News & Events

Cryospheric and Polar Processes Seminar: Variability, trends, and predictability of seasonal sea ice

Wednesday, February 15, 2017, 11:00AM - 12:00PM

Speaker

Mark Serreze

NSIDC/CIRES

Location:

RL-2 room 155

Full title

Variability, trends, and predictability of seasonal sea ice retreat and advance in the Chukchi Sea

Abstract

Continued summer sea ice loss will make the Arctic Ocean increasingly accessible.  There is hence a need for a better understanding not only of the evolution of the sea ice cover on decadal and longer scales, but on seasonal time scales that bear directly on economic activities.
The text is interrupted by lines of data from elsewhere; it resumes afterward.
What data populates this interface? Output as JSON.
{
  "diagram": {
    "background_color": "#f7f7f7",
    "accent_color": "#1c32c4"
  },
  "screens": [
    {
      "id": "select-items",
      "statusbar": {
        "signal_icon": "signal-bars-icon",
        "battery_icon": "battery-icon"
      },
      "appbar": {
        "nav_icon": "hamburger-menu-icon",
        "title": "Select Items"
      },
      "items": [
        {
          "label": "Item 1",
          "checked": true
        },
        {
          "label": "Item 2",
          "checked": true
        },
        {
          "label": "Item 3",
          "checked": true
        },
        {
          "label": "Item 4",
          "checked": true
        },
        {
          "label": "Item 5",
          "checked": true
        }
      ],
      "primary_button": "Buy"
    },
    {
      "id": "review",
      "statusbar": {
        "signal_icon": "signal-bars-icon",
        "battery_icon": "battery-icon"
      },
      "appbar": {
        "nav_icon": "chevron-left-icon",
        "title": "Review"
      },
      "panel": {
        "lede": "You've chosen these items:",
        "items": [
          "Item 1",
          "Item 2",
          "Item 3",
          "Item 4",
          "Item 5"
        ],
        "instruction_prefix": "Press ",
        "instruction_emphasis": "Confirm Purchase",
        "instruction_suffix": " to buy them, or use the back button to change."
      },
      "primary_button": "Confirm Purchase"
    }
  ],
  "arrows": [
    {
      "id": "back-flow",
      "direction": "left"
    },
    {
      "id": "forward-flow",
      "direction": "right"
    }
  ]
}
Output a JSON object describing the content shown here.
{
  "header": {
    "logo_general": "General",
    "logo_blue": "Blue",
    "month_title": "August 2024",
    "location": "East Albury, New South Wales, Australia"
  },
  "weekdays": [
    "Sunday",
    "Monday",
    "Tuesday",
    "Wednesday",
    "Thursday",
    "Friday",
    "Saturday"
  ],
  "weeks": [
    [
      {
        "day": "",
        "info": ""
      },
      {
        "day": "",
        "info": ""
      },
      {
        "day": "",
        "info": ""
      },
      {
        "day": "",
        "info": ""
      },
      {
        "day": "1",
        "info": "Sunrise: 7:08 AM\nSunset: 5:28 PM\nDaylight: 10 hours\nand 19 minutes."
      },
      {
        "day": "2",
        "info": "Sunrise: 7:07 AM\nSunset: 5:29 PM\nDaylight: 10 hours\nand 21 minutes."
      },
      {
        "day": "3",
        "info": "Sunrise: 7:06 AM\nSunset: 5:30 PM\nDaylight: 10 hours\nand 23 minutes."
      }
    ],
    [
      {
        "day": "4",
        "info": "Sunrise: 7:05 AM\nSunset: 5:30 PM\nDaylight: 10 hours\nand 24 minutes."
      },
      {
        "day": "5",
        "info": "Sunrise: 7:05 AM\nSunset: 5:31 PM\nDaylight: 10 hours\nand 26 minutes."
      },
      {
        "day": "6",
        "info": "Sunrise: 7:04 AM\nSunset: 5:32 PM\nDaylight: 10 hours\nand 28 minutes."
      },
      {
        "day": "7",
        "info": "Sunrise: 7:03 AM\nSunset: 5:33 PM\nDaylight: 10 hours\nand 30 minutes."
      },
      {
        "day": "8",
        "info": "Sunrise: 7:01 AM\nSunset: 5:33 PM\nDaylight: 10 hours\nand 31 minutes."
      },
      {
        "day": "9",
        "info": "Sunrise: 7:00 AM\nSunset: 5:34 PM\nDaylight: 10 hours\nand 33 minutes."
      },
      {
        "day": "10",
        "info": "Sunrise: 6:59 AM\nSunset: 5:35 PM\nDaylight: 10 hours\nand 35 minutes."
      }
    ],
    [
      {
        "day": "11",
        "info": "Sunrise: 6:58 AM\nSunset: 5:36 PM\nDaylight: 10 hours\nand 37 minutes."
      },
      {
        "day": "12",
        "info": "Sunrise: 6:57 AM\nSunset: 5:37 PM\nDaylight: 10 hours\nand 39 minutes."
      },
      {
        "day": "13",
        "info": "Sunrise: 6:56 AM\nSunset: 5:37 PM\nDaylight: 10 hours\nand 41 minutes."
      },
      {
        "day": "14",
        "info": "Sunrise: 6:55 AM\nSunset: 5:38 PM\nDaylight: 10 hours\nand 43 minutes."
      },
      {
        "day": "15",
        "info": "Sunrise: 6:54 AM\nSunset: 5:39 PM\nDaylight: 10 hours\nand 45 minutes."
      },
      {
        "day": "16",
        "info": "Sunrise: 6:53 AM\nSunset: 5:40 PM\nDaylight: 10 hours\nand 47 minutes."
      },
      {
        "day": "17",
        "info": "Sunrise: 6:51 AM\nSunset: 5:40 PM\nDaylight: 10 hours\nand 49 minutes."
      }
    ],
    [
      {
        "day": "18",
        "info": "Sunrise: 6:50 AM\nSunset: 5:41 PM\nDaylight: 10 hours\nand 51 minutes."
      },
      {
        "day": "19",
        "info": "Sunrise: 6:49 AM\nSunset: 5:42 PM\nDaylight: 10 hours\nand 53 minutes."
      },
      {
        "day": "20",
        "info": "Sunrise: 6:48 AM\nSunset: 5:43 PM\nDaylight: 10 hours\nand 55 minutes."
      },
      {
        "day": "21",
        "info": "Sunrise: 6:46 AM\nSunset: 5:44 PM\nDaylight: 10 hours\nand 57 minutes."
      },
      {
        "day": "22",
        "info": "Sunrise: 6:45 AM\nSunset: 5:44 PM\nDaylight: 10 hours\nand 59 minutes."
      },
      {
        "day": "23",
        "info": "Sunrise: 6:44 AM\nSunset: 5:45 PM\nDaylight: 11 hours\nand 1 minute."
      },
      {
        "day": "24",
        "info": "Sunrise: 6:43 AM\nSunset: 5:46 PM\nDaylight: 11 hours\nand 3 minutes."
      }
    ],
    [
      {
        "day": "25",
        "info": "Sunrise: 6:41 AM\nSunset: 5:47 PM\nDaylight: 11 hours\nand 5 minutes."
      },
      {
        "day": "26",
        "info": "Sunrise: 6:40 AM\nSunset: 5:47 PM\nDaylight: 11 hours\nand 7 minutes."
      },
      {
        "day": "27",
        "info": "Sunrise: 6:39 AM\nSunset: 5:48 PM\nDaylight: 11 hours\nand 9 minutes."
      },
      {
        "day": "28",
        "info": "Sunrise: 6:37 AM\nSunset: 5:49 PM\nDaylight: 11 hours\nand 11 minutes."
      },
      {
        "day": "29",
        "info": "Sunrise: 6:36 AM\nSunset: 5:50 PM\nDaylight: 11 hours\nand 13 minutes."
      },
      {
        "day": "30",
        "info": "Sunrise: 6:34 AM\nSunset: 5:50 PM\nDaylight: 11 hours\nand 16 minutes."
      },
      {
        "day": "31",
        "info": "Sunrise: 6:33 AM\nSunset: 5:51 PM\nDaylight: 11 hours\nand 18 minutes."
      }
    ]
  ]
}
Predicting the seasonal onset and duration of open water on a regional basis is of particular importance, and the Chukchi Sea stands out in this regard.  This shallow shelf sea, which has seen some of the sharpest downward trends in September ice extent over the satellite record, is a focus of resource exploration, and vessels transiting the Arctic Ocean must invariably pass through it. The Chukchi Sea is also part of the seasonal migration route for bowhead whales that supports subsistence hunting.  An analysis of de-trended time series reveals that 68% of the variance in the date at which sea ice in the Chukchi Sea retreats to the continental shelf break in spring and summer can be explained simply by the April through June Bering Strait heat inflow.  In turn,  67% of the variance in the date at which ice advances back to the shelf break in autumn and winter can be explained by the combination of the July through September Bering Strait heat inflow and the date of ice retreat.  The link with the retreat date is that early ice retreat enables a longer period of seasonal heat uptake in the ocean mixed layer, meaning that more heat must be lost to the atmosphere before ice can form.  Developing an operational prediction scheme for seasonal retreat and advance in the Chukchi Sea would require more timely acquisition of Bering Strait heat inflow data than is presently possible. Predictability will likely always be limited by the chaotic nature of atmospheric circulation patterns.
 

Audience

Free and open to the public.